Kemenag Batam Jaga Toleransi Lewat Pawai Ogoh-ogoh Nyepi di Bulan Ramadhan
Pawai ogoh-ogoh dalam rangka Nyepi di Batam tetap terlaksana dengan mengedepankan toleransi antarumat beragama di bulan Ramadhan, menjaga harmoni dan kedamaian.

Kota Batam, Kepulauan Riau, sukses menggelar pawai ogoh-ogoh dalam rangka menyambut Hari Raya Nyepi Tahun Baru Saka 1947. Pawai yang diselenggarakan Kementerian Agama (Kemenag) Kota Batam ini menjadi bukti nyata komitmen menjaga toleransi antarumat beragama, khususnya di tengah bulan Ramadhan. Kegiatan ini melibatkan umat Hindu dan mendapat apresiasi luas dari masyarakat Batam yang multikultur.
Pawai ogoh-ogoh dimulai setelah waktu berbuka puasa, dengan rute yang telah ditentukan untuk meminimalisir gangguan terhadap aktivitas masyarakat lainnya, terutama umat Muslim yang menjalankan ibadah puasa. Hal ini menunjukkan kesadaran dan sensitivitas penyelenggara dalam menghargai perbedaan dan menjaga kerukunan umat beragama.
Penyelenggaraan pawai ini bukan tanpa pertimbangan. Kemenag Kota Batam, melalui Penyelenggara Hindu Made Karmawan, menekankan pentingnya menjaga toleransi dan menghormati perbedaan keyakinan.
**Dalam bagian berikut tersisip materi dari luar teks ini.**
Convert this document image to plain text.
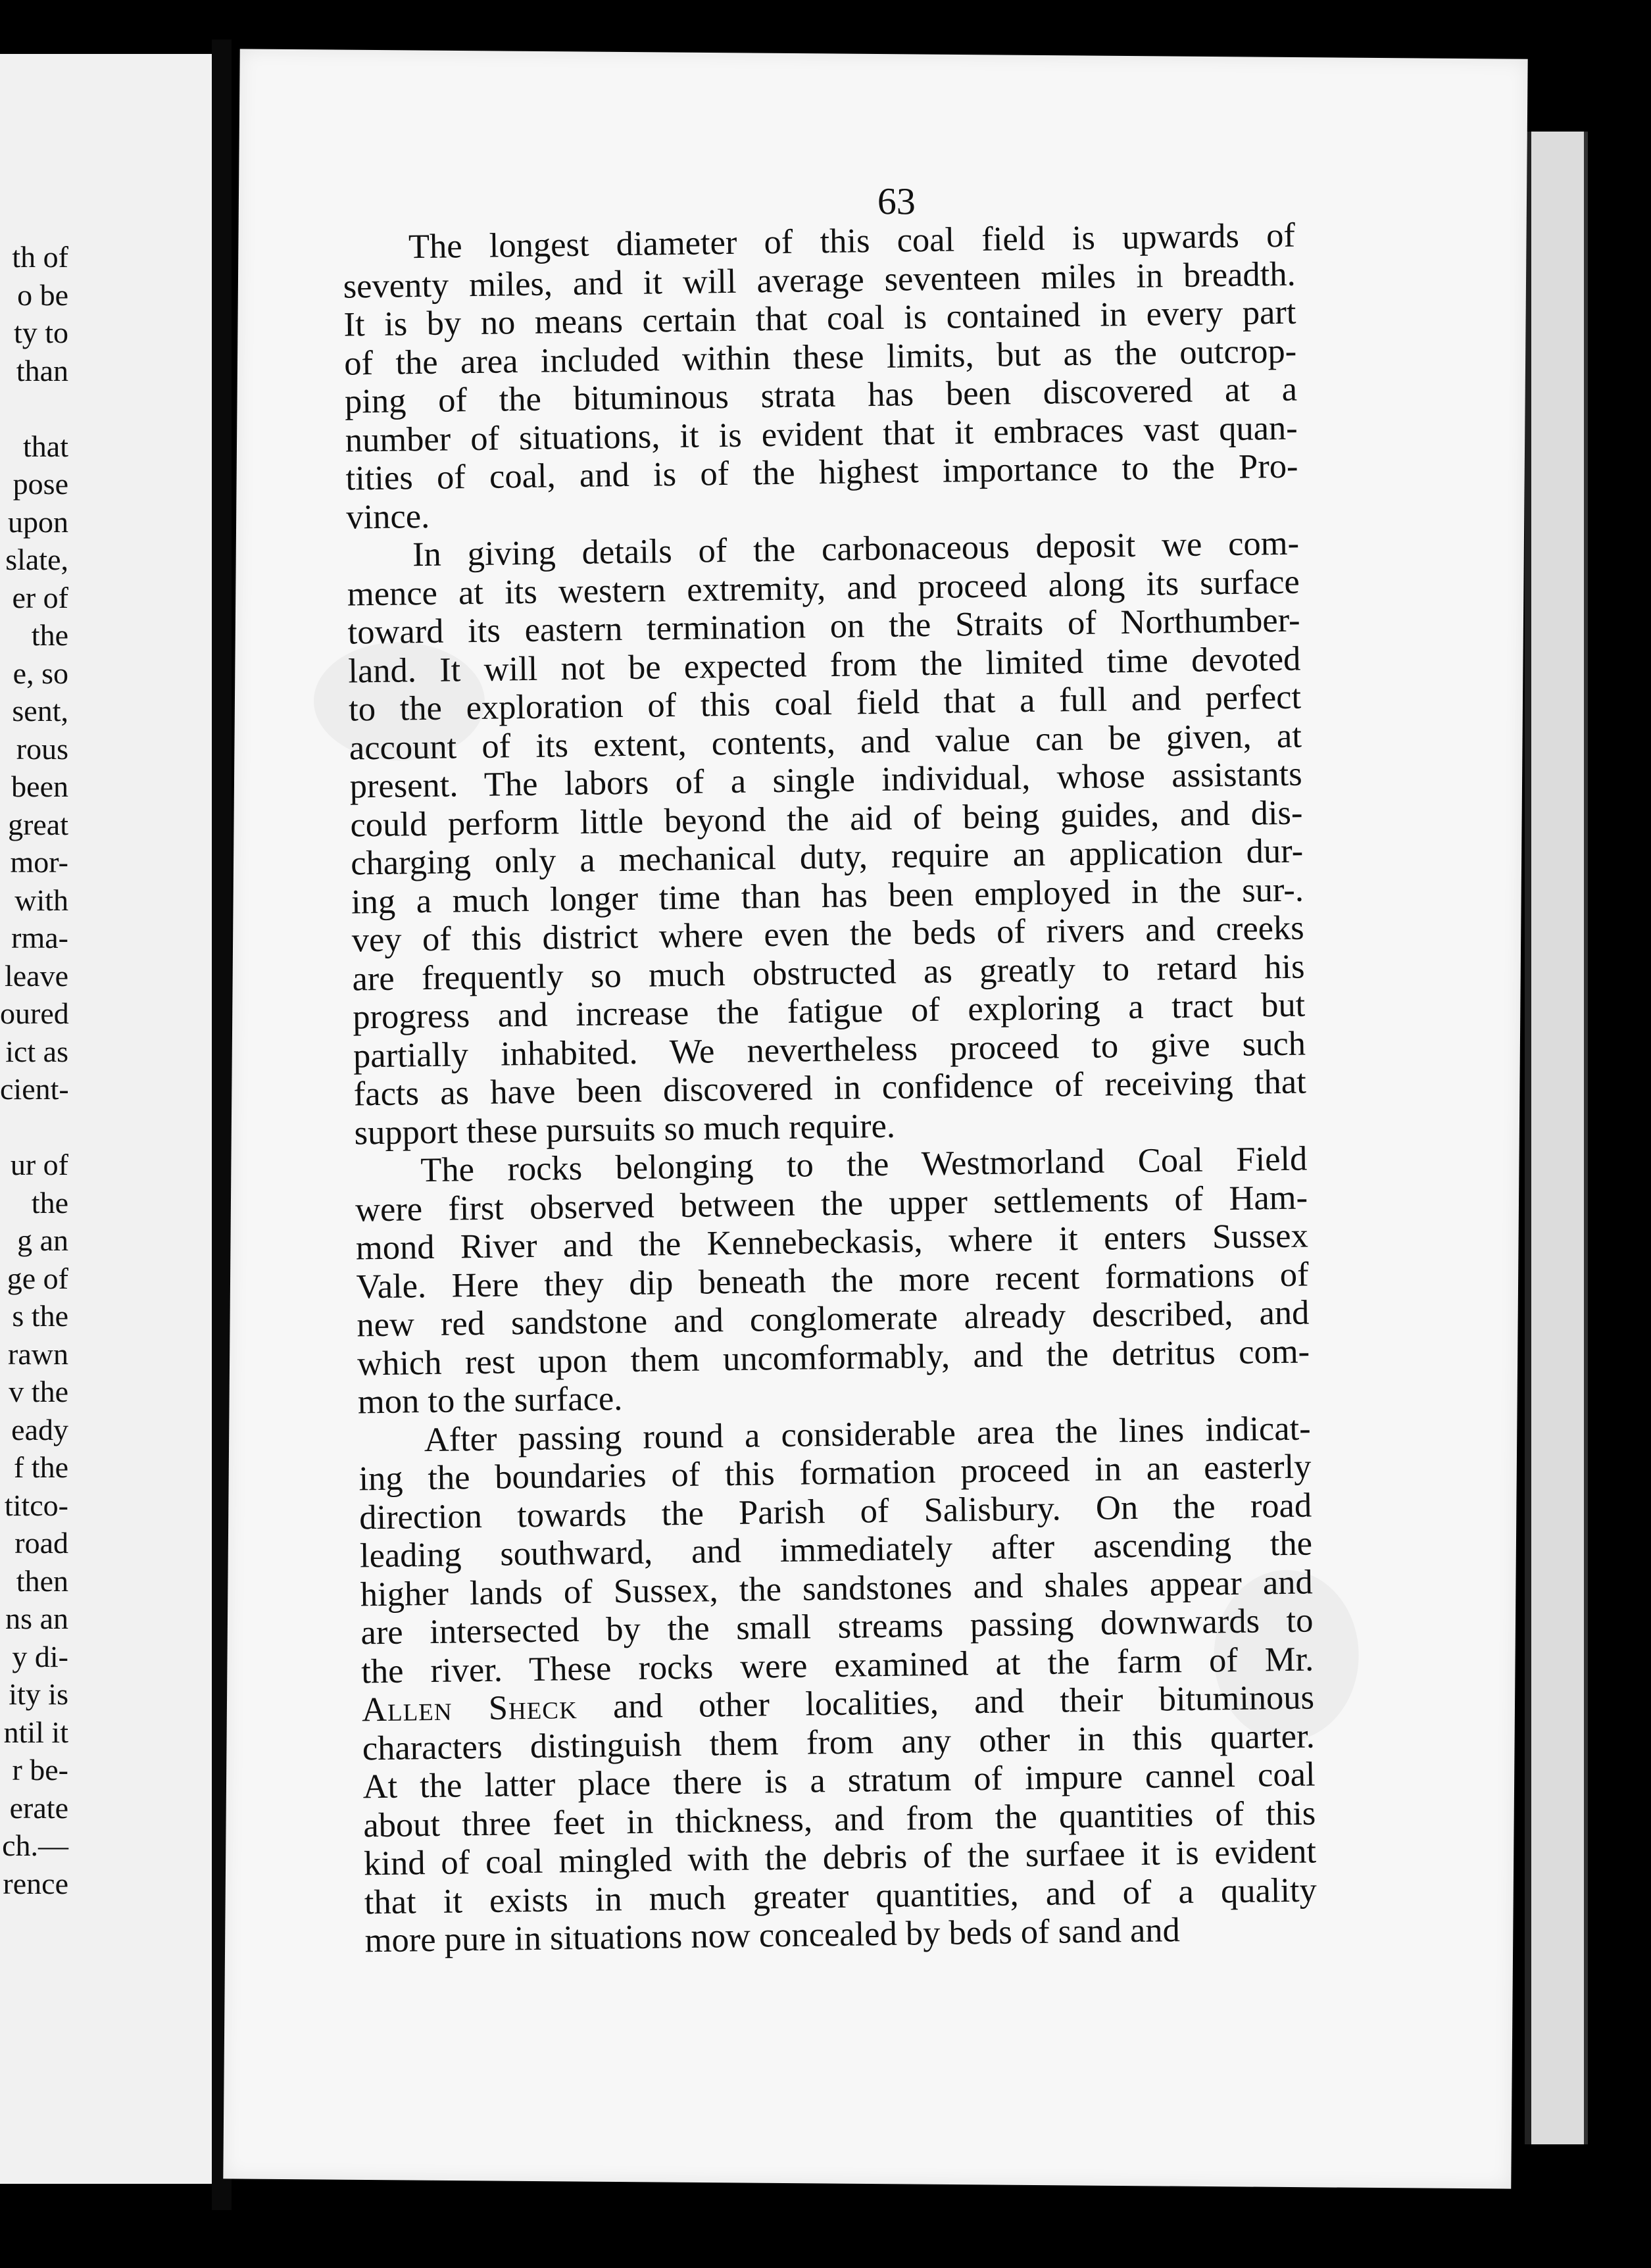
th of
o be
ty to
than
that
pose
upon
slate,
er of
the
e, so
sent,
rous
been
great
mor-
with
rma-
leave
oured
ict as
cient-
ur of
the
g an
ge of
s the
rawn
v the
eady
f the
titco-
road
then
ns an
y di-
ity is
ntil it
r be-
erate
ch.—
rence
63
The longest diameter of this coal field is upwards of
seventy miles, and it will average seventeen miles in breadth.
It is by no means certain that coal is contained in every part
of the area included within these limits, but as the outcrop-
ping of the bituminous strata has been discovered at a
number of situations, it is evident that it embraces vast quan-
tities of coal, and is of the highest importance to the Pro-
vince.
In giving details of the carbonaceous deposit we com-
mence at its western extremity, and proceed along its surface
toward its eastern termination on the Straits of Northumber-
land. It will not be expected from the limited time devoted
to the exploration of this coal field that a full and perfect
account of its extent, contents, and value can be given, at
present. The labors of a single individual, whose assistants
could perform little beyond the aid of being guides, and dis-
charging only a mechanical duty, require an application dur-
ing a much longer time than has been employed in the sur-.
vey of this district where even the beds of rivers and creeks
are frequently so much obstructed as greatly to retard his
progress and increase the fatigue of exploring a tract but
partially inhabited. We nevertheless proceed to give such
facts as have been discovered in confidence of receiving that
support these pursuits so much require.
The rocks belonging to the Westmorland Coal Field
were first observed between the upper settlements of Ham-
mond River and the Kennebeckasis, where it enters Sussex
Vale. Here they dip beneath the more recent formations of
new red sandstone and conglomerate already described, and
which rest upon them uncomformably, and the detritus com-
mon to the surface.
After passing round a considerable area the lines indicat-
ing the boundaries of this formation proceed in an easterly
direction towards the Parish of Salisbury. On the road
leading southward, and immediately after ascending the
higher lands of Sussex, the sandstones and shales appear and
are intersected by the small streams passing downwards to
the river. These rocks were examined at the farm of Mr.
Allen Sheck and other localities, and their bituminous
characters distinguish them from any other in this quarter.
At the latter place there is a stratum of impure cannel coal
about three feet in thickness, and from the quantities of this
kind of coal mingled with the debris of the surfaee it is evident
that it exists in much greater quantities, and of a quality
more pure in situations now concealed by beds of sand and
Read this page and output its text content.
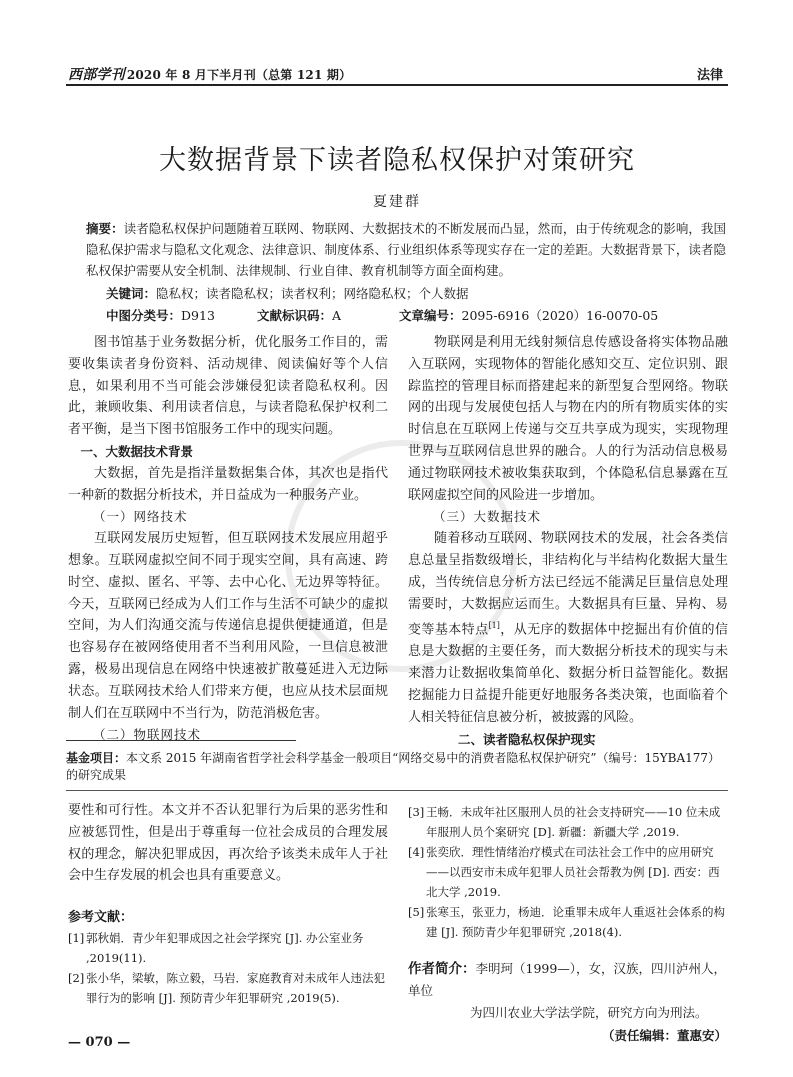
西部学刊 2020 年 8 月下半月刊（总第 121 期）	法律
大数据背景下读者隐私权保护对策研究
夏建群
摘要：读者隐私权保护问题随着互联网、物联网、大数据技术的不断发展而凸显，然而，由于传统观念的影响，我国隐私保护需求与隐私文化观念、法律意识、制度体系、行业组织体系等现实存在一定的差距。大数据背景下，读者隐私权保护需要从安全机制、法律规制、行业自律、教育机制等方面全面构建。
关键词：隐私权；读者隐私权；读者权利；网络隐私权；个人数据
中图分类号：D913	文献标识码：A	文章编号：2095-6916（2020）16-0070-05

图书馆基于业务数据分析，优化服务工作目的，需要收集读者身份资料、活动规律、阅读偏好等个人信息，如果利用不当可能会涉嫌侵犯读者隐私权利。因此，兼顾收集、利用读者信息，与读者隐私保护权利二者平衡，是当下图书馆服务工作中的现实问题。

一、大数据技术背景

大数据，首先是指洋量数据集合体，其次也是指代一种新的数据分析技术，并日益成为一种服务产业。

（一）网络技术

互联网发展历史短暂，但互联网技术发展应用超乎想象。互联网虚拟空间不同于现实空间，具有高速、跨时空、虚拟、匿名、平等、去中心化、无边界等特征。今天，互联网已经成为人们工作与生活不可缺少的虚拟空间，为人们沟通交流与传递信息提供便捷通道，但是也容易存在被网络使用者不当利用风险，一旦信息被泄露，极易出现信息在网络中快速被扩散蔓延进入无边际状态。互联网技术给人们带来方便，也应从技术层面规制人们在互联网中不当行为，防范消极危害。

（二）物联网技术

物联网是利用无线射频信息传感设备将实体物品融入互联网，实现物体的智能化感知交互、定位识别、跟踪监控的管理目标而搭建起来的新型复合型网络。物联网的出现与发展使包括人与物在内的所有物质实体的实时信息在互联网上传递与交互共享成为现实，实现物理世界与互联网信息世界的融合。人的行为活动信息极易通过物联网技术被收集获取到，个体隐私信息暴露在互联网虚拟空间的风险进一步增加。

（三）大数据技术

随着移动互联网、物联网技术的发展，社会各类信息总量呈指数级增长，非结构化与半结构化数据大量生成，当传统信息分析方法已经远不能满足巨量信息处理需要时，大数据应运而生。大数据具有巨量、异构、易变等基本特点[1]，从无序的数据体中挖掘出有价值的信息是大数据的主要任务，而大数据分析技术的现实与未来潜力让数据收集简单化、数据分析日益智能化。数据挖掘能力日益提升能更好地服务各类决策，也面临着个人相关特征信息被分析，被披露的风险。

二、读者隐私权保护现实
基金项目：本文系 2015 年湖南省哲学社会科学基金一般项目“网络交易中的消费者隐私权保护研究”（编号：15YBA177）的研究成果

要性和可行性。本文并不否认犯罪行为后果的恶劣性和应被惩罚性，但是出于尊重每一位社会成员的合理发展权的理念，解决犯罪成因，再次给予该类未成年人于社会中生存发展的机会也具有重要意义。

参考文献：
[1] 郭秋娟．青少年犯罪成因之社会学探究 [J]. 办公室业务 ,2019(11).
[2] 张小华，梁敏，陈立毅，马岩．家庭教育对未成年人违法犯罪行为的影响 [J]. 预防青少年犯罪研究 ,2019(5).
[3] 王畅．未成年社区服刑人员的社会支持研究——10 位未成年服刑人员个案研究 [D]. 新疆：新疆大学 ,2019.
[4] 张奕欣．理性情绪治疗模式在司法社会工作中的应用研究——以西安市未成年犯罪人员社会帮教为例 [D]. 西安：西北大学 ,2019.
[5] 张寒玉，张亚力，杨迪．论重罪未成年人重返社会体系的构建 [J]. 预防青少年犯罪研究 ,2018(4).
作者简介：李明珂（1999—），女，汉族，四川泸州人，单位
为四川农业大学法学院，研究方向为刑法。
（责任编辑：董惠安）
— 070 —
Dengan demikian, perayaan budaya tetap dapat dinikmati tanpa mengesampingkan nilai-nilai keagamaan lainnya yang dianut masyarakat Batam.
Makna Pawai Ogoh-ogoh dan Hari Raya Nyepi
Pawai ogoh-ogoh merupakan tradisi penting dalam rangkaian Hari Raya Nyepi. Menurut Made Karmawan, ogoh-ogoh merupakan simbol Bhuta Kala, energi negatif yang diwujudkan dalam bentuk patung raksasa yang menyeramkan. Setelah diarak, ogoh-ogoh dibakar sebagai simbol pembersihan diri dan lingkungan sebelum memasuki Hari Raya Nyepi.
Tokoh umat Hindu Provinsi Kepulauan Riau, Wayan Catrayasa, menambahkan bahwa Nyepi bukan hanya ritual keagamaan semata. Lebih dari itu, Nyepi mengajak umat Hindu untuk melakukan introspeksi diri dan menjaga keseimbangan alam. Empat pantangan utama Nyepi, yaitu Amati Geni, Amati Lelungan, Amati Karya, dan Amati Lelanguan, bertujuan memberikan kesempatan bagi alam untuk beristirahat dan kembali seimbang. "Tujuannya adalah untuk memberikan waktu bagi alam semesta agar beristirahat dan kembali ke keseimbangan," jelas Wayan Catrayasa.
Pembimas Hindu Provinsi Kepri, Purwadi, menjelaskan bahwa pawai ogoh-ogoh merupakan bagian dari upacara Tawur Kesanga, yang bertujuan membersihkan lingkungan dan membawa kedamaian. Ia berharap perayaan ini dapat mempererat hubungan harmonis antarumat beragama.
Toleransi dan Kerukunan Antarumat Beragama di Batam
Wayan Catrayasa mengajak masyarakat Batam untuk terus menjaga kerukunan dan mendukung pembangunan daerah. Ia menekankan pentingnya toleransi dan saling menghormati antarumat beragama. "Keberagaman ini adalah aset yang harus kita jaga demi Batam yang madani dan kondusif," tutupnya. Hal senada juga disampaikan oleh Kemenag Batam yang berkomitmen untuk terus memfasilitasi dan menjaga kerukunan antarumat beragama di Kota Batam.
Pawai ogoh-ogoh di Batam menjadi contoh nyata bagaimana perbedaan keyakinan dapat dirayakan bersama dengan tetap menjaga toleransi dan kedamaian. Kegiatan ini menunjukkan bahwa keberagaman agama di Batam bukan menjadi penghalang, melainkan justru menjadi kekuatan untuk membangun kota yang harmonis dan maju.
Dengan suksesnya penyelenggaraan pawai ogoh-ogoh ini, diharapkan dapat menjadi inspirasi bagi daerah lain dalam membangun kerukunan antarumat beragama. Toleransi dan saling menghormati adalah kunci untuk menciptakan lingkungan hidup yang damai dan kondusif bagi semua warga.